- Yalbandan-e Sara
- Coordinates: 36°40′15″N 51°16′04″E﻿ / ﻿36.67083°N 51.26778°E
- Country: Iran
- Province: Mazandaran
- County: Abbasabad
- District: Kelar
- Rural District: Kelar-e Sharqi

Population (2016)
- • Total: 234
- Time zone: UTC+3:30 (IRST)

= Yalbandan-e Sara =

Village in Mazandaran province, Iran

Yalbandan-e Sara (يالبندان سرا) (Note: Also romanized as Yālbandān-e Sarā and Yālbandānsarā) is a village in Kelar-e Sharqi Rural District (Note: Formerly Kelarabad-e Sharqi Rural District) of Kelar District in Abbasabad County, Mazandaran province, Iran.

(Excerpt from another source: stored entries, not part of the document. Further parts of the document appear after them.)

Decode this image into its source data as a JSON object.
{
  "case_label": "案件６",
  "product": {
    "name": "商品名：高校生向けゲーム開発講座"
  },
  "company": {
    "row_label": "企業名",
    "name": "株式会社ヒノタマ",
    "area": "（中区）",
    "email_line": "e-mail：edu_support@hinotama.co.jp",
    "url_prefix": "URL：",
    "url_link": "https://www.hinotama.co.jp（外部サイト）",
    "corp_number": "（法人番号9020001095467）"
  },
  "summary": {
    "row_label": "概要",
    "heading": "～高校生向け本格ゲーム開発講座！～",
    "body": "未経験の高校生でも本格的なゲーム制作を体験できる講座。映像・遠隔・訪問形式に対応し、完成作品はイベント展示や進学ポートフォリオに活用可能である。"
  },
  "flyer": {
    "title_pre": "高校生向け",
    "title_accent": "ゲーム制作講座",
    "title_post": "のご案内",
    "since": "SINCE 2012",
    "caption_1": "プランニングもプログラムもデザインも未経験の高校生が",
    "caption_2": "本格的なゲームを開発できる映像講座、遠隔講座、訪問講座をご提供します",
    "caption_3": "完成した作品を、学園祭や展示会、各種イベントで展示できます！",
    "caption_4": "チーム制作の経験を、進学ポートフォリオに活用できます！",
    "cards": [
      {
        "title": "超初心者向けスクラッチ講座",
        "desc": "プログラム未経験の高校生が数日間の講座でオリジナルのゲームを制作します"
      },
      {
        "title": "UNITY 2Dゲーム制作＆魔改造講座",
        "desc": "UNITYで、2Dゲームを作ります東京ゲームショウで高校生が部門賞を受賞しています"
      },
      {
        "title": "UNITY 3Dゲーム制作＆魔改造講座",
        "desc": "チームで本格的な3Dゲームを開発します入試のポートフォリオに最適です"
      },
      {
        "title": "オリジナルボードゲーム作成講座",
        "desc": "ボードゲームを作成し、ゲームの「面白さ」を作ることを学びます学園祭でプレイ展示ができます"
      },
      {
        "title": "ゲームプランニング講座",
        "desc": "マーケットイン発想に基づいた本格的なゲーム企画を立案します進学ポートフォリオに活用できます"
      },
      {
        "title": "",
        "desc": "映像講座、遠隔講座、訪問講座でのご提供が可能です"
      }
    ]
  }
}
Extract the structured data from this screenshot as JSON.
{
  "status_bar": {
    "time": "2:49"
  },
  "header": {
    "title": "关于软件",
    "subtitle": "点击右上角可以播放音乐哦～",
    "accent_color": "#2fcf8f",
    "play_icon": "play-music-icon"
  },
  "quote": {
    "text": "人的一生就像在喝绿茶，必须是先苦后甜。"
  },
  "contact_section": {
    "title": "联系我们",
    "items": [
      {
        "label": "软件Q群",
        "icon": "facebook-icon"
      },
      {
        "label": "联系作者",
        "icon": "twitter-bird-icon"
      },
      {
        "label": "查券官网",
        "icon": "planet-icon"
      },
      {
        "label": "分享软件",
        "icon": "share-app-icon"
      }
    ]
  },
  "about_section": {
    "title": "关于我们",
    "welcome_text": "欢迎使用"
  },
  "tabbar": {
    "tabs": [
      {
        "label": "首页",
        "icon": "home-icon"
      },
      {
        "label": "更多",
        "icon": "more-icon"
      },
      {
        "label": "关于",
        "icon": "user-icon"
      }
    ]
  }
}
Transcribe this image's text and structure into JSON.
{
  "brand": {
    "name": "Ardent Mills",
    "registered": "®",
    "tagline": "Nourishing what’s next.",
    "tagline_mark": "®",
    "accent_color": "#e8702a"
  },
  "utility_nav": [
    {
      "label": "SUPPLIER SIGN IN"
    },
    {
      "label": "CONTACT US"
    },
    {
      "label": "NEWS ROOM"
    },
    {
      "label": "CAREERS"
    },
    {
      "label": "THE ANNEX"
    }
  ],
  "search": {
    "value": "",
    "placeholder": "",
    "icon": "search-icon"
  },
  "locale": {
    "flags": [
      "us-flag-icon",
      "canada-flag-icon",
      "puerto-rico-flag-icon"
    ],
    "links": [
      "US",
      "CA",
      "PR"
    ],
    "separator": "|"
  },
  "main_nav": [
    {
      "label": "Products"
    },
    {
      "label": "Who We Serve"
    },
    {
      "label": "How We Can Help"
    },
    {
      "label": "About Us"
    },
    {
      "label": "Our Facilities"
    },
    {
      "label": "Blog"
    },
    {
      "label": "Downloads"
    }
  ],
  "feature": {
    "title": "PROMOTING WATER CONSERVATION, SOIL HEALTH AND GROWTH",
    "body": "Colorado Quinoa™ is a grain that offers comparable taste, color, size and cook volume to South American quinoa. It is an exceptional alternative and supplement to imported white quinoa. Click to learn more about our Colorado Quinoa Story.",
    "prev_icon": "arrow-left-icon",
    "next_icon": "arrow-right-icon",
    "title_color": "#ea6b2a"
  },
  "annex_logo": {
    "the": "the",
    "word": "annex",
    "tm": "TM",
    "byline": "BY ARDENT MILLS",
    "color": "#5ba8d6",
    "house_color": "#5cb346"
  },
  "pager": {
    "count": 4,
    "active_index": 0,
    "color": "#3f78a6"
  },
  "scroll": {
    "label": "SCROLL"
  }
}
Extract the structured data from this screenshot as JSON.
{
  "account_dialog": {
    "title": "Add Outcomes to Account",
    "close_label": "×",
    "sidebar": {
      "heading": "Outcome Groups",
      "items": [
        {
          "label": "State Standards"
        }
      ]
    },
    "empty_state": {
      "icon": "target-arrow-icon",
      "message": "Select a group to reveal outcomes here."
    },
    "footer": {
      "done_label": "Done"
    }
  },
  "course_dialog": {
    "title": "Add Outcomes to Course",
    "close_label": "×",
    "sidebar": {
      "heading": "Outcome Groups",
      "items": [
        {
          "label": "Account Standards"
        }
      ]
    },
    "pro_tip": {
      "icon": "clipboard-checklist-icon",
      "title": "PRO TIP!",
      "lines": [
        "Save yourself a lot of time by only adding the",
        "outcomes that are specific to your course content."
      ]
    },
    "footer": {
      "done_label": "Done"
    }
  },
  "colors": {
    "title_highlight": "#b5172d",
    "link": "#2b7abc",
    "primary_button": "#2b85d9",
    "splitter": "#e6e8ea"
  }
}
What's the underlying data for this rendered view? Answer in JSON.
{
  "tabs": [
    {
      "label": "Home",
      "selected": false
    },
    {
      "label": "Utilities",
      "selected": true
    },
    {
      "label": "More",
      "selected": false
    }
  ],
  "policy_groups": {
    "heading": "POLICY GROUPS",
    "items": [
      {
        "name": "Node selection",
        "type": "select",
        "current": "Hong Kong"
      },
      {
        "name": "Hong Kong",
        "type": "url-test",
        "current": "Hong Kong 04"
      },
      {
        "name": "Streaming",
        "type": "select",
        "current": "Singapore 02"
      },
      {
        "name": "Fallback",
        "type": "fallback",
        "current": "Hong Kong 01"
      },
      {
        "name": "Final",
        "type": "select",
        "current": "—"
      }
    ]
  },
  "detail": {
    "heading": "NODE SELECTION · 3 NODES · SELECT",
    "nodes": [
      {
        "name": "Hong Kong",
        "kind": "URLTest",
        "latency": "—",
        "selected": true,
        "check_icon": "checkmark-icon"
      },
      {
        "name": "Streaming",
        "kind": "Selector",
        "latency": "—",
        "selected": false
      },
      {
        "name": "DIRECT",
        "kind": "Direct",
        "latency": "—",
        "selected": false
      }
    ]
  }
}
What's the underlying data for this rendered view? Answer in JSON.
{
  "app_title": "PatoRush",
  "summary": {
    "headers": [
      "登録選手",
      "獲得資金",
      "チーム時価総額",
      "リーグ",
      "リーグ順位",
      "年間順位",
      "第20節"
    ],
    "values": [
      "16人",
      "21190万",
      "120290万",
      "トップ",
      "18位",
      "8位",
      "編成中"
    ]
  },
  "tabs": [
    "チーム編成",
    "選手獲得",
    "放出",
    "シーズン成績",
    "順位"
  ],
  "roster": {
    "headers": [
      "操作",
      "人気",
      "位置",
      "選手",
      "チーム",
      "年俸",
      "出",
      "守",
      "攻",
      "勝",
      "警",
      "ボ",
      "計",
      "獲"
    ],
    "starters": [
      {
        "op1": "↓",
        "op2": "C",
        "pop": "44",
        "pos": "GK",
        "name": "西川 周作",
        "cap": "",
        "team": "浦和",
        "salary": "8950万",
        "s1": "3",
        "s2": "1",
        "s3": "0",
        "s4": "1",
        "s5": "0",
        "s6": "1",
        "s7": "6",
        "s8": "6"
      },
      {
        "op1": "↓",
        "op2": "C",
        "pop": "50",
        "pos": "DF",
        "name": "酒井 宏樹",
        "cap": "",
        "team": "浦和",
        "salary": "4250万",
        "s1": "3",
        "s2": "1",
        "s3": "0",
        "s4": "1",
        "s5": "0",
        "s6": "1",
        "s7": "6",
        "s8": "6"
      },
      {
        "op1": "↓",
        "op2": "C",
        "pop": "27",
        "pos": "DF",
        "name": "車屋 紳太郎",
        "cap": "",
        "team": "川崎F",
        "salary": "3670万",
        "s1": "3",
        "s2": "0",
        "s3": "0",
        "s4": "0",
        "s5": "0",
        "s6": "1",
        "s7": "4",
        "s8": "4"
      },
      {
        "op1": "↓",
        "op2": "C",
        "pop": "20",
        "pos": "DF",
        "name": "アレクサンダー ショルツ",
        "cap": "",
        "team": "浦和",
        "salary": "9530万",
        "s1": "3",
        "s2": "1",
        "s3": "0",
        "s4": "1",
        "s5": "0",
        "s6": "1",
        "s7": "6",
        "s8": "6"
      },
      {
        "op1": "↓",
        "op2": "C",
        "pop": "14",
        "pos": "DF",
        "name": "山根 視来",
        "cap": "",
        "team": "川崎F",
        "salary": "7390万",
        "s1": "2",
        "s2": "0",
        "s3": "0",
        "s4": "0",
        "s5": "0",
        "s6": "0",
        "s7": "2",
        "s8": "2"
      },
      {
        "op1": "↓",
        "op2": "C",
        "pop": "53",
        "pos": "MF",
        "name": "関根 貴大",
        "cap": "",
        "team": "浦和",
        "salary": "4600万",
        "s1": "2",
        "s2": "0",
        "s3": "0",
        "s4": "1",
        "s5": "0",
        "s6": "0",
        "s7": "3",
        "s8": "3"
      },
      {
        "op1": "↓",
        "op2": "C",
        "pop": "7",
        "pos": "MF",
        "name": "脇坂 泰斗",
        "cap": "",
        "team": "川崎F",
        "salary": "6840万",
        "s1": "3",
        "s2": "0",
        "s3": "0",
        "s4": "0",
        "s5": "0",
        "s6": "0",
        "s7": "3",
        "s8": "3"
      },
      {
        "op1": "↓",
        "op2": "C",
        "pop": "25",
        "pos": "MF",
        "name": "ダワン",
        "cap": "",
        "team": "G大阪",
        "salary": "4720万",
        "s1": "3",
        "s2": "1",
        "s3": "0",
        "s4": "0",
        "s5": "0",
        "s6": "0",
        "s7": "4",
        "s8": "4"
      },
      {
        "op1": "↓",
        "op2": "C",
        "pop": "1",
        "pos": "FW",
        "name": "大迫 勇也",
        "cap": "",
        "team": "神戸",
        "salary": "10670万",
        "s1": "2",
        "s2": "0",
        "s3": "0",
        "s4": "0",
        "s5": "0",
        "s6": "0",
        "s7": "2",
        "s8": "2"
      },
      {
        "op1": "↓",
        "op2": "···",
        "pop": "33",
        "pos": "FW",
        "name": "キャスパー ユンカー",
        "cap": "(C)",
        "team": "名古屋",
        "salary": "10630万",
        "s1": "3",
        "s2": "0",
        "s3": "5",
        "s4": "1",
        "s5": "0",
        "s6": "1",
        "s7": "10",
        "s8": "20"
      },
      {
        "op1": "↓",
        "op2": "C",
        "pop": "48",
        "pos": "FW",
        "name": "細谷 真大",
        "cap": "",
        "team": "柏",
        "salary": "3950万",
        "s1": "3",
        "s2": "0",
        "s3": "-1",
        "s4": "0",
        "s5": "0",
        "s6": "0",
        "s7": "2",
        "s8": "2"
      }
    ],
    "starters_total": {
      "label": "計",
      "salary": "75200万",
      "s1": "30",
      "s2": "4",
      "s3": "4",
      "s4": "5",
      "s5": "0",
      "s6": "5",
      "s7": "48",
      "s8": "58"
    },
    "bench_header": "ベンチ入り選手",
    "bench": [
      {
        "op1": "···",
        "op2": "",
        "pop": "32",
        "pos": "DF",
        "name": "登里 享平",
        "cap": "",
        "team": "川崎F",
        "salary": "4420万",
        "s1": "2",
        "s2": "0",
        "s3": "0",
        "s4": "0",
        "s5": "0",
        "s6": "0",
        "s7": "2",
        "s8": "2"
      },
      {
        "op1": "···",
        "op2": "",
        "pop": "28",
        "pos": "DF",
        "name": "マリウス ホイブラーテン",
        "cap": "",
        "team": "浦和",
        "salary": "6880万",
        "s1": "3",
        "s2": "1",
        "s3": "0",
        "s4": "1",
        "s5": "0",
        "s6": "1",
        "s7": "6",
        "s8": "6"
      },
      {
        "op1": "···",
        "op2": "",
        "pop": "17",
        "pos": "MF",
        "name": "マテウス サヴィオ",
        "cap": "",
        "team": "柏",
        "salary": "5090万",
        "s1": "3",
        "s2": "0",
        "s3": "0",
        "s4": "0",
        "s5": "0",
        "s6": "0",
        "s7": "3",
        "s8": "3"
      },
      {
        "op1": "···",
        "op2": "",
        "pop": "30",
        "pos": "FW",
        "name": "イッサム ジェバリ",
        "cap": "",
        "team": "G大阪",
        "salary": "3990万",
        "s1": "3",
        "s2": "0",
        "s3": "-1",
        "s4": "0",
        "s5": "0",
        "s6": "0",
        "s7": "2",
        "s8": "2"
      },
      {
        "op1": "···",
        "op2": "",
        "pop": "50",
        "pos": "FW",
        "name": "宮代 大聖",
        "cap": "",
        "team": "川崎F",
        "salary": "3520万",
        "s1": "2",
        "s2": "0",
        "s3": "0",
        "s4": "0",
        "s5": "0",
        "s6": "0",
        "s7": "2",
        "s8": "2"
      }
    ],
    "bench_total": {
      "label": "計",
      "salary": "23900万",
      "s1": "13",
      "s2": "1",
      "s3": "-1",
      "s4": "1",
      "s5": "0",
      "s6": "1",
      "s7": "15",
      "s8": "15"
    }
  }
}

It is a southern suburb of the city of Kelarabad, bordering the village of Jisa-ye Kelarabad to its west and Yalbandan to its east.

==Demographics==
===Population===
At the time of the 2006 National Census, the village's population was 232 in 65 households, when it was in Kelarabad Rural District (Note: Renamed Kelarabad-e Gharbi Rural District) of the former Abbasabad District in Tonekabon County. The following census in 2011 counted 196 people in 60 households, by which time the district had been separated from the county in the establishment of Abbasabad County. The rural district was transferred to the new Kelarabad District (Note: Renamed Salmanshahr District) and renamed Kelarabad-e Gharbi Rural District. The village was transferred to Kelarabad-e Sharqi Rural District (Note: Renamed Kelar-e Sharqi Rural District) created in the same district. The 2016 census measured the population of the village as 234 people in 78 households, when the rural district had been separated from the district in the formation of Kelar District and renamed Kelar-e Sharqi Rural District.